In front of me a group of lads watch keenly. “Go on boy wonder” says one as Newmarket’s Jack Whiting pushes forward. “ That number nine rolled his ankle” says another “ Well he looks okay” is the reply.  “Yeah, but he has rolled his ankle”.  Half-time is approaching and the bespectacled linesman whose glasses make him look a little like Kevin Costner’s character in the film JFK stifles a yawn.

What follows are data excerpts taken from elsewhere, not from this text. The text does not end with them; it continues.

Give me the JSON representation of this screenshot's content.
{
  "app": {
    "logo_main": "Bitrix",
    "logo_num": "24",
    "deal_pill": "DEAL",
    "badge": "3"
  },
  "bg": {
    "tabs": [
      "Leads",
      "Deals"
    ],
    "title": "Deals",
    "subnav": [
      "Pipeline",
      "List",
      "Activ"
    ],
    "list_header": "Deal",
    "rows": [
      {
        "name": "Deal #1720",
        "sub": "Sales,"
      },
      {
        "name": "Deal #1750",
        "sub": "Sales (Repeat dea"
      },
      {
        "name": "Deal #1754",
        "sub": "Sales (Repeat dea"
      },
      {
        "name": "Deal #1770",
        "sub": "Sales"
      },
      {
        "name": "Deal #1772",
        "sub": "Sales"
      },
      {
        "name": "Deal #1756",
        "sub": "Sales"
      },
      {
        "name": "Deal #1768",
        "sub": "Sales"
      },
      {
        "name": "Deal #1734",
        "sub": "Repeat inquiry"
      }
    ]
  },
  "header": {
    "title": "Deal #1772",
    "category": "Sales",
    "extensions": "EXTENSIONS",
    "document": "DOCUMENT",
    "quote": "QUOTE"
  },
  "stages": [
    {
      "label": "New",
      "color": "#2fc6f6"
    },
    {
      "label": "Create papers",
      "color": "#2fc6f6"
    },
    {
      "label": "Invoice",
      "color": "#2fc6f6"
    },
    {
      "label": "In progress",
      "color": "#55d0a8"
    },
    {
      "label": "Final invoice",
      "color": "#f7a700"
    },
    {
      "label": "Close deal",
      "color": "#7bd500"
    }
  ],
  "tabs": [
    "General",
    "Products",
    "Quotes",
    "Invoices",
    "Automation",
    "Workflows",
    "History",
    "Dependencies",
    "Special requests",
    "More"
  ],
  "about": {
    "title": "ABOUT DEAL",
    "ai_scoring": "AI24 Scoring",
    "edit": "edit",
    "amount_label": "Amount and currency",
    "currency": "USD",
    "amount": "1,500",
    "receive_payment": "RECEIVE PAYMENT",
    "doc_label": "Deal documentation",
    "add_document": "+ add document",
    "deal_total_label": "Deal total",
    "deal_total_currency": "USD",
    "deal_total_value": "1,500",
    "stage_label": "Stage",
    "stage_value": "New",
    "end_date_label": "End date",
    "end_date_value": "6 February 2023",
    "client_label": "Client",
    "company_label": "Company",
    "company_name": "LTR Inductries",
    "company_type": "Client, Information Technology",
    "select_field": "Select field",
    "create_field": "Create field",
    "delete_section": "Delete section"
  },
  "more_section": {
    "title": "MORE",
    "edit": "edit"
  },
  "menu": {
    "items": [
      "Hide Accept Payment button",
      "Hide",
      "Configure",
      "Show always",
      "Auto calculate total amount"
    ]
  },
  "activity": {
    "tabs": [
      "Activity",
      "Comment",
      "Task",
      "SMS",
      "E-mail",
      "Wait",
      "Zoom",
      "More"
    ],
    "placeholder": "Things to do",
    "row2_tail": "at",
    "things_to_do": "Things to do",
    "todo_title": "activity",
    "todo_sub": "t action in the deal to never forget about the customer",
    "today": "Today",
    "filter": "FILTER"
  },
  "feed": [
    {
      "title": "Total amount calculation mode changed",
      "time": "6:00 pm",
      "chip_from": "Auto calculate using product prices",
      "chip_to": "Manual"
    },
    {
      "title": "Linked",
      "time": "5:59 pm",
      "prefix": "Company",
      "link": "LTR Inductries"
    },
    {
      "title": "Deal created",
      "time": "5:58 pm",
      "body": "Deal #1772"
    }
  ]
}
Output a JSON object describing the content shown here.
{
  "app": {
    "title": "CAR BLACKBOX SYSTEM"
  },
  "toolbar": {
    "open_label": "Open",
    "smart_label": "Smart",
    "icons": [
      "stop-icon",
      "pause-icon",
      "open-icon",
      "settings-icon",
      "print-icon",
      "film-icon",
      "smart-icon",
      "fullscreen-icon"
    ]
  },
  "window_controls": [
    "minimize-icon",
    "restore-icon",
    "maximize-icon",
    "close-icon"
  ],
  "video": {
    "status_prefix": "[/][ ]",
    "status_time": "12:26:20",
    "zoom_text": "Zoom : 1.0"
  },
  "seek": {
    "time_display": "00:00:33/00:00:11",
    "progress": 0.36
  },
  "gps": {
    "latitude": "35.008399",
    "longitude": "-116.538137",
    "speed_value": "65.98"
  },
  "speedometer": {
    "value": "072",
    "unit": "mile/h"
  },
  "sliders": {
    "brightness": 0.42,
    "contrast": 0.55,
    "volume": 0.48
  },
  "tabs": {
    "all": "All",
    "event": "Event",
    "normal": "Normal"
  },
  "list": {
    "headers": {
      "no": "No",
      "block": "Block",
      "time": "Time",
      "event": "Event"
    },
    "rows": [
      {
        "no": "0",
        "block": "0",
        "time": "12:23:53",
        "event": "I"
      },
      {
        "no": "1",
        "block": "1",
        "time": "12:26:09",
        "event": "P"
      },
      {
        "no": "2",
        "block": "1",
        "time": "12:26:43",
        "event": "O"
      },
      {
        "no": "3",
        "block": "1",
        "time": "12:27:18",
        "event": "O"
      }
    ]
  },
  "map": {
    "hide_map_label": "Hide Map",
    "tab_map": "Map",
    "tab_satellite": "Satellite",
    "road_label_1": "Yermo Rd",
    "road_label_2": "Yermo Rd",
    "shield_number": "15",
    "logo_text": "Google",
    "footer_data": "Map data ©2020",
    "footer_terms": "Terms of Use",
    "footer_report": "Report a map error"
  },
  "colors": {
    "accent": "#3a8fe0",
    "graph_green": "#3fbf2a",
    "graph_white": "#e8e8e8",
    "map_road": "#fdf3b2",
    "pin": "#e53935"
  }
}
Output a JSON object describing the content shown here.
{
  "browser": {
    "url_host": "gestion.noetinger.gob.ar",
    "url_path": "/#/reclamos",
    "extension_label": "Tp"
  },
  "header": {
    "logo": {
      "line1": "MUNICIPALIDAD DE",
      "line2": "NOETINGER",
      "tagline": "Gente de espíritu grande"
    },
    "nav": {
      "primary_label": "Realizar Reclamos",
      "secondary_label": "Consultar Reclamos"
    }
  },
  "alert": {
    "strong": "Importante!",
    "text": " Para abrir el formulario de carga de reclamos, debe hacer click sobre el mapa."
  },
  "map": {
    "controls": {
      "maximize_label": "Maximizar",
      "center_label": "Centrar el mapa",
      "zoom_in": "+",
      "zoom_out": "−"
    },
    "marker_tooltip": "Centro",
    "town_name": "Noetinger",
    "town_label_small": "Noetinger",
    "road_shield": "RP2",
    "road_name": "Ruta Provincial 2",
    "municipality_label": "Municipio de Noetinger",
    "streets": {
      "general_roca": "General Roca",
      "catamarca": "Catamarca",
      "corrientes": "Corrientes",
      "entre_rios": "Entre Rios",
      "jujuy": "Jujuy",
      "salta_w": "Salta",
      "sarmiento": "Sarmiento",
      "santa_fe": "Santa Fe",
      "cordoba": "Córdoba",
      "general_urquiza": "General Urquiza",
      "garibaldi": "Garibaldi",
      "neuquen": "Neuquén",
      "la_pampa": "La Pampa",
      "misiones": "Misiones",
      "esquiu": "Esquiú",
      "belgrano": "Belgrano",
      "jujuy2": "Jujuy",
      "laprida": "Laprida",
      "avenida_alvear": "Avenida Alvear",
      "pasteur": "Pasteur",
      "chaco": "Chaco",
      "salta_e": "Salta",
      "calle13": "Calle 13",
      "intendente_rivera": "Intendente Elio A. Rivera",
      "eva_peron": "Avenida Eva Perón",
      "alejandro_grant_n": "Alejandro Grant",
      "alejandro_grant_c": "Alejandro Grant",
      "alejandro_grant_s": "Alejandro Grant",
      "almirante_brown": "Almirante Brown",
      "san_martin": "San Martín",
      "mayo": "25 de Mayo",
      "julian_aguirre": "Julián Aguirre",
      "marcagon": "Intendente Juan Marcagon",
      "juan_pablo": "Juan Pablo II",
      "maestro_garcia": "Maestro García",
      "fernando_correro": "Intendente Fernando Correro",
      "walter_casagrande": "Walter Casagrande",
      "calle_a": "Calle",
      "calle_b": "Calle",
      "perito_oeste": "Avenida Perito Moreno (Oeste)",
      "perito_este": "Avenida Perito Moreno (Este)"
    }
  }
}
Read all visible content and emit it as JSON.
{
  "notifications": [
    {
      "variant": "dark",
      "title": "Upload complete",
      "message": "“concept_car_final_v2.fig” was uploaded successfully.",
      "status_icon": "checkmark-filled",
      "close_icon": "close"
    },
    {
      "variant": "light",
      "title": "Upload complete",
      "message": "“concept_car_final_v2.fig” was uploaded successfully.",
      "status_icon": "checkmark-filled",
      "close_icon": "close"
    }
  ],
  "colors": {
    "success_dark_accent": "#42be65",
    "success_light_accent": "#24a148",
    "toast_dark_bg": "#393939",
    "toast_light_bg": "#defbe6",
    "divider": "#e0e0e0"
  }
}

With the referee’s whistle I head for the bar.  I check on the half-time scores; Ipswich are winning away from home; excellent!  I order a half of Lacon’s Pale Ale (£1.70) to cautiously celebrate a job half done.  The beer is much too cold and fizzy but it has that fashionable, light, hoppy flavour. Once the rush has died down I ask the barman what has happened at Newmarket that the place now looks so much better than it did when I was last here, probably in 2014 or 2015.  Back then it looked like the National Trust might want to preserve it as an example of a slightly shabby Step Five football ground from the 1980’s.  He tells me that they sold the land behind the clubhouse for housing, which funded the synthetic pitch which is now hired out every night; this week Cambridge United have used it every day for their soccer school.  Meanwhile the club’s guests and visiting officials enjoy plates of sandwiches and fancy-cakes in a room to the side of the bar.  I look at the programme, a  glossy publication full of adverts, but with potted club histories, league tables, results and fixtures too, so a useful programme all the same; and it’s good to see which local companies help support the club.  I very much like that Tattersalls advertise their sales calendar and wonder how many of the crowd here today will be looking to buy a filly or may be a two year old at the next sale.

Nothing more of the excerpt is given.